A large long-term population study identifies S. barbata among the single herbs used in TCM that may reduce risk of hepatocellular carcinoma in hepatitis B patients (9). Small studies also suggest it is safe and may benefit patients with advanced breast cancer (13) (14). Further research is needed to confirm these effects.
Mechanism of Action
S. barbata possesses a range of antitumor activities via multiple intracellular targets (20), with major anticancer constituents identified as scutellarin, apigenin5-O-β-glucopyranoside, apigenin, p-coumaric acid, luteolin and 4’-hydroxywogonin (22).
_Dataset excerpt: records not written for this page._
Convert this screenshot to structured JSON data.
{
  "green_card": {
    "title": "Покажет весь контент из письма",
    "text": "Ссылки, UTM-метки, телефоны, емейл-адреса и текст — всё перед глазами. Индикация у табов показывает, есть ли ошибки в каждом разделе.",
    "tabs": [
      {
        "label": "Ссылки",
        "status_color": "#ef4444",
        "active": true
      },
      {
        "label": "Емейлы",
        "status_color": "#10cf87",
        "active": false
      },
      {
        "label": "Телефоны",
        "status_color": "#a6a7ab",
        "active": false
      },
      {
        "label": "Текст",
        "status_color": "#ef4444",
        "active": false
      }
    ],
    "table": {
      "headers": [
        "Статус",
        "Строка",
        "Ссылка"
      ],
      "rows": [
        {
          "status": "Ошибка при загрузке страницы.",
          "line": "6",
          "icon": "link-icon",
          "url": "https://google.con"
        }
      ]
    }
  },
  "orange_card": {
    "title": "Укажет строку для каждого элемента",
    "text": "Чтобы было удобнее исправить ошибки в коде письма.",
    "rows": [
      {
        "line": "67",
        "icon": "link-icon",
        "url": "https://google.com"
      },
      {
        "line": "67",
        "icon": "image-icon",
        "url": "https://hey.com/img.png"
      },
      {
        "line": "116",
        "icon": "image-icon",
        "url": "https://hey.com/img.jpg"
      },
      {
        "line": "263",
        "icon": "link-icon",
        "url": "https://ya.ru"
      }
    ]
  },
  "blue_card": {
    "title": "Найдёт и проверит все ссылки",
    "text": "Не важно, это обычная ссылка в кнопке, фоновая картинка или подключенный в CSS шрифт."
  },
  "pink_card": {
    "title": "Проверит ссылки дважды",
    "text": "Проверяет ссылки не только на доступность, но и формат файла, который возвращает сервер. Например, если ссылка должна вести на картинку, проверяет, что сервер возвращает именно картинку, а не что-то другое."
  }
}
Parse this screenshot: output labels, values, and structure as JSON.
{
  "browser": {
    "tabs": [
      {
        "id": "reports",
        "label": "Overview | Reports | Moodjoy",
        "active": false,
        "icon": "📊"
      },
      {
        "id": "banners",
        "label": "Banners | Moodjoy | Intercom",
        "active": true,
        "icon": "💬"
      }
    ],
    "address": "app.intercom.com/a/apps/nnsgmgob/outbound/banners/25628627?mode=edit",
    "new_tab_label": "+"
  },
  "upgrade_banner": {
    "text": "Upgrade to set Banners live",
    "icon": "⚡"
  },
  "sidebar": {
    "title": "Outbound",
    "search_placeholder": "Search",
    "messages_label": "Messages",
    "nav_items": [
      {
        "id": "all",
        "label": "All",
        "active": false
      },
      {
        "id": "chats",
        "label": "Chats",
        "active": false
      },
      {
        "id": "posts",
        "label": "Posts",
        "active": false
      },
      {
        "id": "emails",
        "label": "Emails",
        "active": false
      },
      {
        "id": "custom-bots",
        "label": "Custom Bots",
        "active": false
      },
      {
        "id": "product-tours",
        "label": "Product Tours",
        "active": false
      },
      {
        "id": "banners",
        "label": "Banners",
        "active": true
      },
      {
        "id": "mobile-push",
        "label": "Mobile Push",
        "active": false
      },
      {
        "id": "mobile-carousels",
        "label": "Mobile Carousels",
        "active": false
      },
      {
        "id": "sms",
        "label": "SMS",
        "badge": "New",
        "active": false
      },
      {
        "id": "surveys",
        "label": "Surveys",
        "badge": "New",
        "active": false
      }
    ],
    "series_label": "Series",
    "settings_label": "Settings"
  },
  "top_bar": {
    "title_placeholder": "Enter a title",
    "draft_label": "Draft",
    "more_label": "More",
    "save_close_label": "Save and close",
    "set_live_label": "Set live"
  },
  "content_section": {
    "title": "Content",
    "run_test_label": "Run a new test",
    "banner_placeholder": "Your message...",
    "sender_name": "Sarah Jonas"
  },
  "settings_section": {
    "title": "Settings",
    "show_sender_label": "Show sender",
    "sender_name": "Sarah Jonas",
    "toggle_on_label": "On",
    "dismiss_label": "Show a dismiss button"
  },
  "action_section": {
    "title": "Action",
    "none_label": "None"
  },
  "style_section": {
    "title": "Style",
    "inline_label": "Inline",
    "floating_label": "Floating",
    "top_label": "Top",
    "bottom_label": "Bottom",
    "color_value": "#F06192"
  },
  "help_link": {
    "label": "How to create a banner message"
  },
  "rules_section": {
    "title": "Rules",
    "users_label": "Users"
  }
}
Polysaccharides in S. barbata demonstrate antioxidant and free radical-scavenging activity (15). Flavonoids and scutebarbatines can regulate immune function, with decreases in IL-17, IL-10, FOXP3, TGF-beta1, RORgammat, and IL-6 levels, and increases in IL-2 and IFN-gamma levels (23). Neo-clerodane diterpenoids also have demonstrated anticancer (24) and antiviral (25) activities.
Preclinical studies of S. barbata have focused mostly on colon, lung, and liver cancer models. In human colon cancer cells, S. barbata induces apoptosis and inhibits cell proliferation and angiogenesis via Akt and p53 modulation, Bax/Bcl-2 upregulation, decreased cyclin D1/CDK4 expression, G1/S cell cycle arrest, VEGF-A inhibition, and increased p21 expression (19) (20) (26) (27). In lung tumor models, S. barbata inhibits hypoxia-inducible factor-1 alpha and VEGF expression (18). Polysaccharides inhibit proliferation and downregulate phospho-c-Met expression and downstream phospho-Erk/Akt signaling (18). Apoptotic effects with the alkaloid scutebarbatine A occurs via cytochrome c and caspase-3/9 upregulation, and Bcl-2 downregulation (28).
In liver tumors, S. barbata flavonoids suppressed angiogenesis via VEGF regulation, MMP2/9 inhibition, and increased TIMP1/2 expression (17) (29). Total flavonoids induced increases in DNA fragmentation and mitochondrial pathway apoptosis (30). S. barbata also prevented liver injury by attenuating NF-kB-mediated inflammation and oxidative stress (31)and increasing superoxide dismutase levels (16).
S. barbata flavonoids have produced synergistic effects in combination with cisplatin in ovarian cancer cells (32). A proprietary aqueous S. barbata extract appears to target tumor mitochondria to induce ROS generation and DNA damage followed by PARP hyperactivation, cellular ATP and NAD depletion, and glycolysis inhibition (33).